Epigenetics, a rapidly emerging biological science, investigates changes in gene expression without any change to the primary DNA sequence. Epigenetics plays an important role in diverse areas, including nutritional sciences, psychology, and environmental sciences. In addition, epigenetic phenomena are closely implicated in various diseases, including cancer and neurological disorders. Even though the importance of epigenetics has been widely discussed in the literature, there is no quantitative assessment on the development of epigenetics. In this paper, we show our metadata analysis of PubMed to quantitatively measure the temporal development of epigenetics. Our analysis indicates that the publication volume of epigenetics will reach 20.7% of all genetics paper in 10 years (year 2029). Based on our analysis, we suggest that epigenetics be added to the biology undergraduate curriculum. ©2019 Author(s). Published by the American Society for Microbiology.

INTRODUCTION

Optimization of curriculum is an essential task in any academic discipline. It is especially so for rapidly developing fields such as the biological sciences. We believe that the readers of the Journal of Microbiology and Biology Education are attentive to optimizing their curriculum so that it can meet the needs of present and future students. In this paper, we share our perspective on an emerging biological science, epigenetics, as a potential subject of undergraduate education. We think that it is important to highlight epigenetics, considering that it does not receive appropriate attention in the higher education institutions. For example, according to our search conducted in December 2018, while most of the 26 universities and colleges in the state of Georgia have courses on genetics, only three institutions offer epigenetics courses (data are available upon request).
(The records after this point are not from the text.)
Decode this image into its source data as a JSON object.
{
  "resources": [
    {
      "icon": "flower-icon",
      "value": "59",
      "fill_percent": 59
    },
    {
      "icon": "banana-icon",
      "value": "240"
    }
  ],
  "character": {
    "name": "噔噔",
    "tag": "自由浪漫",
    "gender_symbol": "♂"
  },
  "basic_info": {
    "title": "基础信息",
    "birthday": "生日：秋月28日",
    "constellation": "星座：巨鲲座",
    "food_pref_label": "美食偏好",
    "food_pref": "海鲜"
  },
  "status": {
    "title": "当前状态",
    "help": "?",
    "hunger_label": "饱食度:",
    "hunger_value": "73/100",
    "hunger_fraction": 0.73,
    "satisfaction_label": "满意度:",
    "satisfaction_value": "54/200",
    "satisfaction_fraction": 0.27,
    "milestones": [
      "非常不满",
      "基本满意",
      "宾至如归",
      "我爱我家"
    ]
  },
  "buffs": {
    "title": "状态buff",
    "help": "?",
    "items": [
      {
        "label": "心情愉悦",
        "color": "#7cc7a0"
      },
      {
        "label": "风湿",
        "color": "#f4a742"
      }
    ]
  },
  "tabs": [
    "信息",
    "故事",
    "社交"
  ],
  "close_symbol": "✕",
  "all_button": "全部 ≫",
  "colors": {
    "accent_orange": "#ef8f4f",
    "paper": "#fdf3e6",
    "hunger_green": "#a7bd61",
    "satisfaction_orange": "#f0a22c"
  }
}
Of course, being absent in the course catalog does not necessarily mean that epigenetics is completely ignored, as it can be taught as a part of other courses. Furthermore, one may view epigenetics as a non-core subject in undergraduate biology education. According to the Educational Testing Service (ETS; https://www.ets.org), which administers the Major Field Test that measures students’ knowledge in their undergraduate study in the United States, biology is divided into four major fields: cell biology; molecular biology and genetics; organismal biology; and population biology, evolution and ecology (https://www.ets.org/s/mft/pdf/mft_testdesc_biology_4kmf.pdf). Following the view of the ETS, epigenetics may be treated as a specialized subject in biology. Therefore, it may be appropriate to compare course offering of epigenetics with other non-core biology subjects. When this paper was reviewed, reviewers compared epigenetics with immunology as an example of such non-core subjects. We examined the status of immunology for its offering in curriculum, and found that immunology is offered in many institutions, unlike epigenetics (data are available upon request).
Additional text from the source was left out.